The study, published in Obstetrics and Gynecology, looked at nearly 5 million pregnancies in 26 U.S. states and found that nearly 6% of them had complications, and about 3% had complications that could have been avoided with proper medical care.
While these numbers are certainly alarming, they aren’t shocking.
They’re a reflection of the fact women are still getting pregnant, and the numbers are going up.
And there are ways to prevent pregnancy complications, says Dr. Michael Tannenbaum, director of the reproductive and infertility center at Mount Sinai School of Medicine.
“We need to do better than we are,” he says.
What is a pregnancy complication?
A pregnancy complication is when a pregnancy ends in miscarriage or an early pregnancy.
If the woman is not able to conceive or cannot conceive, the baby is not born.
The chances of having a pregnancy-related complication are similar in the first and second trimester.
Most pregnancies can be prevented by using a fertility treatment, which involves a temporary injection of a fertility medication that blocks ovulation.
Tannensbaum says it can be important to have an ultrasound to get an idea of the pregnancy and to determine if there are any complications that need to be treated.
“The chances of a pregnancy complications increase as the number of weeks from the initial pregnancy increase,” he explains.
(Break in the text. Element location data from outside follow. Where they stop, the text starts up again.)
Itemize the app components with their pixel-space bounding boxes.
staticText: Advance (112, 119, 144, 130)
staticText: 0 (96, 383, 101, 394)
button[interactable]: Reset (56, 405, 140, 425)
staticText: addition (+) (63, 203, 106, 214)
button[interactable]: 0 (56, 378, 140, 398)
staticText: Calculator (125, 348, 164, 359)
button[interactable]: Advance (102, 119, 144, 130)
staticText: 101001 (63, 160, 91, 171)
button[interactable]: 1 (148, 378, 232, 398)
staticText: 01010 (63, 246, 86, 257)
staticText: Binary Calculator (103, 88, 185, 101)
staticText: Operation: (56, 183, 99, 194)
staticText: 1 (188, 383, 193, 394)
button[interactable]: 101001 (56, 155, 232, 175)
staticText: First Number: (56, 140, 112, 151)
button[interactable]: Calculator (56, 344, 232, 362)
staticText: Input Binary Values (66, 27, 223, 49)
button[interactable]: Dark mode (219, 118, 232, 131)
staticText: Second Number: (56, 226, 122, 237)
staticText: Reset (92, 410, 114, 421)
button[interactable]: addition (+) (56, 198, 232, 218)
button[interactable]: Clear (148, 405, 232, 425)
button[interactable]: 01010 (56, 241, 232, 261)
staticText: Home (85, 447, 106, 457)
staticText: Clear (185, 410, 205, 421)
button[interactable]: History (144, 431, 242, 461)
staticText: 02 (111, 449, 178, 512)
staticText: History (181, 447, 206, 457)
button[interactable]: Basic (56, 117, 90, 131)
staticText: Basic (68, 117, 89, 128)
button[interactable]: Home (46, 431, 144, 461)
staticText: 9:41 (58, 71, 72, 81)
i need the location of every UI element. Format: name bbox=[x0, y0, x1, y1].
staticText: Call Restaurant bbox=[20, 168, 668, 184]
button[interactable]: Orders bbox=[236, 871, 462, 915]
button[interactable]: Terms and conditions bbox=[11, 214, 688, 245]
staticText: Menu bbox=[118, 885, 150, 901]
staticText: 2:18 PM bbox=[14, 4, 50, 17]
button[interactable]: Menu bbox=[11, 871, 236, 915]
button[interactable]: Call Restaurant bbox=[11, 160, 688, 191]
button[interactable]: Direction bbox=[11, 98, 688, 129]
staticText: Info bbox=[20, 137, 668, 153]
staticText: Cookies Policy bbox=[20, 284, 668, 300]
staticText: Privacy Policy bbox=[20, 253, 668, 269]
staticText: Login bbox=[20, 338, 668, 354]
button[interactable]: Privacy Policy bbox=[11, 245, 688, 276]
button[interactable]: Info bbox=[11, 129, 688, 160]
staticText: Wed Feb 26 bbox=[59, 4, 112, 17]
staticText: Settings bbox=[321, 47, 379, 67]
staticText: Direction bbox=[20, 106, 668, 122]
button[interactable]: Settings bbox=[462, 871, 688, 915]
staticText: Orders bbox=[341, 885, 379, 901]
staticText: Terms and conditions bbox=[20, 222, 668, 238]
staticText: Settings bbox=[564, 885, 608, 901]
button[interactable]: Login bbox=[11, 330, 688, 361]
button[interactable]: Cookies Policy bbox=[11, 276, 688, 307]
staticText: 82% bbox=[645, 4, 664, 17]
“If the pregnancy goes well and you have a healthy pregnancy, it is much less likely that it will have an impact on the pregnancy.
You are more likely to have complications after the second trimester, which is the time that is really important for pregnancy prevention.”
Tannenga points out that a high-risk pregnancy can be avoided with medical intervention.
“Pregnancy can be a very complicated process, and there are things you can do to help protect yourself, including getting an ultrasound,” he said.
For instance, you can prevent miscarriage by getting a blood test before you go to a clinic.
Another common way to prevent complications is by using the Fertility Diet.
This diet has been shown to lower the risk of miscarriage by 20%.
If you are taking hormonal contraceptives, your chances of miscarriage go down.
However, Tannenersum says there is more to prevent complication than just lowering the chance of miscarriage.
If you use an IUD, the chances of complications are significantly higher, as well.
“IUDs are known to cause problems, especially in the last trimester,” he points out.
“And there are a number of things that are known that prevent implantation of the IUD in the third trimester.”
The Fertility Diaries, a website created by researchers from Mount Sinai and the University of Colorado School of Public Health, offers tips on how to prevent miscarriage.
The site includes tips on avoiding the effects of certain medications, such as birth control pills, and some women even get better if they stop using the pill for the first month or two.
Some of these are known as birth-control pills, but there are other birth-prescribing medications that are not considered birth-promoting drugs.
Some pills, such the Pill and Contraceptive, have a longer shelf life than others, meaning you can use them for longer periods of time, Tansinbaum says.
“You can take the Pill for the next week or two and then you can put it away for a week or so, and then go back to the Pill the next time you want to use it,” he explained.
If your pregnancy is causing a lot of complications, Tani-kau says you might want to consult with a health care provider, who can help you make the best decisions for your pregnancy.
And if you are unsure if you should take the birth-related medication, you should consult your health care team, Tania says.
If a pregnancy is happening and you are worried about the future, Tainenbaum says you should talk to your doctor about what you should do.
“That will help you decide if there is a good reason for a pregnancy to be happening, or if there isn’t,” he adds.
“It is not uncommon to have a woman with a pregnancy that they have been carrying for three or four months.”
So how often do pregnancy complications happen?
There are no hard numbers on pregnancy complications but Tannenfelsum says they are rising.
In the past 10 years, about 1 in 6 pregnancies in U.N. countries have been related to complications.